For these reasons and those given by the Court of Appeal, I am satisfied that the doctrine upon which Dr Thaler relies here, that of accession, does not, as a matter of law, operate to confer on him the property in or the right to apply for and obtain a patent for any technical development made by DABUS. [Para. 89].

Ultimately, the UKSC determined that the Act would need to be amended for Dr Thaler's case to succeed.



COMMENT

 

With respect to their Lordships, an AI is a form of intellectual property which in this case has produced further forms of intellectual property i.e. plans for inventions. It is not dissimilar to how a cow being tangible property can produce a calf, another form of tangible property.

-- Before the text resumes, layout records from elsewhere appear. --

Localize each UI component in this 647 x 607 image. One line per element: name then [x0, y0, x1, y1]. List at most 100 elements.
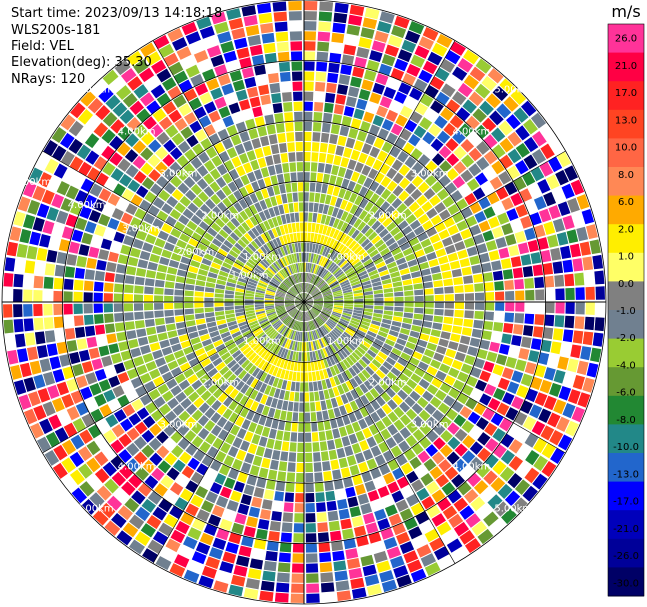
range-gate	[571, 406, 586, 423]
range-gate	[343, 264, 352, 273]
range-gate	[323, 306, 333, 310]
range-gate	[339, 320, 348, 327]
range-gate	[304, 242, 307, 252]
range-gate	[483, 320, 494, 331]
range-gate	[335, 94, 347, 105]
range-gate	[300, 232, 304, 242]
range-gate	[224, 306, 234, 311]
range-gate	[134, 208, 147, 220]
range-gate	[285, 295, 295, 299]
range-gate	[234, 302, 244, 306]
range-gate	[122, 92, 138, 108]
range-gate	[279, 285, 288, 292]
range-gate	[336, 447, 346, 459]
range-gate	[330, 196, 338, 207]
range-gate	[152, 531, 169, 546]
range-gate	[200, 137, 213, 151]
range-gate	[157, 230, 169, 241]
range-gate	[285, 296, 295, 300]
range-gate	[348, 433, 358, 445]
range-gate	[313, 330, 319, 340]
range-gate	[414, 249, 425, 258]
range-gate	[294, 341, 298, 351]
range-gate	[425, 444, 439, 457]
range-gate	[271, 92, 282, 104]
range-gate	[373, 208, 384, 220]
range-gate	[235, 259, 245, 267]
range-gate	[286, 192, 293, 203]
range-gate	[346, 252, 356, 262]
range-gate	[586, 362, 599, 378]
range-gate	[444, 286, 454, 294]
range-gate	[278, 311, 287, 317]
range-gate	[277, 288, 286, 294]
range-gate	[237, 369, 247, 380]
range-gate	[133, 356, 145, 367]
range-gate	[210, 412, 222, 424]
range-gate	[214, 21, 229, 34]
range-gate	[267, 218, 275, 229]
range-gate	[289, 31, 302, 41]
range-gate	[230, 424, 241, 436]
range-gate	[352, 286, 362, 292]
range-gate	[452, 66, 468, 81]
range-gate	[290, 361, 295, 371]
range-gate	[401, 225, 413, 236]
range-gate	[508, 244, 520, 257]
range-gate	[266, 311, 276, 317]
range-gate	[414, 45, 430, 59]
range-gate	[153, 34, 170, 50]
range-gate	[113, 231, 125, 243]
range-gate	[272, 319, 281, 327]
range-gate	[304, 352, 308, 362]
range-gate	[167, 266, 178, 275]
range-gate	[295, 483, 304, 493]
range-gate	[392, 172, 404, 184]
range-gate	[453, 317, 464, 326]
range-gate	[377, 351, 388, 360]
range-gate	[310, 172, 317, 182]
range-gate	[241, 419, 251, 430]
range-gate	[227, 193, 238, 205]
range-gate	[218, 151, 230, 163]
range-gate	[424, 288, 434, 295]
range-gate	[334, 2, 349, 14]
range-gate	[313, 233, 318, 243]
range-gate	[521, 171, 536, 186]
range-gate	[235, 380, 245, 391]
range-gate	[222, 408, 233, 420]
range-gate	[276, 291, 286, 296]
range-gate	[103, 282, 114, 292]
range-gate	[385, 109, 399, 122]
range-gate	[260, 233, 269, 243]
range-gate	[86, 167, 101, 182]
range-gate	[244, 386, 254, 398]
range-gate	[227, 320, 237, 327]
range-gate	[353, 525, 367, 537]
range-gate	[203, 186, 215, 198]
range-gate	[486, 351, 498, 363]
range-gate	[83, 314, 94, 326]
range-gate	[146, 100, 161, 115]
range-gate	[51, 397, 65, 413]
range-gate	[266, 310, 276, 315]
range-gate	[359, 439, 370, 451]
range-gate	[260, 246, 269, 256]
range-gate	[500, 258, 512, 269]
range-gate	[168, 61, 184, 76]
range-gate	[378, 463, 391, 476]
range-gate	[204, 343, 215, 352]
range-gate	[363, 308, 374, 313]
range-gate	[329, 317, 339, 324]
range-gate	[276, 367, 283, 378]
range-gate	[246, 516, 258, 528]
range-gate	[520, 254, 532, 266]
range-gate	[89, 382, 102, 396]
range-gate	[245, 287, 256, 292]
range-gate	[311, 142, 320, 152]
range-gate	[248, 364, 257, 375]
range-gate	[141, 498, 157, 513]
range-gate	[301, 322, 303, 332]
colorbar-segment	[608, 310, 644, 340]
range-gate	[562, 215, 575, 230]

As there Lordships correctly identified, there is no credible dispute that the natural owner of the calf is the owner of the mother cow that gave birth to the calf. However, this is not just because the Doctrine of Accession has long since enshrined it in law, but because its obvious to absolutely everyone whom understand what a cow is, what a calf is and how the cow produces the calf.


While it is probable that Parliament did not in 1977 envision near-sentient machines when it considered the meaning of an 'inventor' for the purposes of patents, insofar as the Doctrine of Accession is concerned; we suspect near-future generations will see this as a judgement stemming from donkeys rather than cows.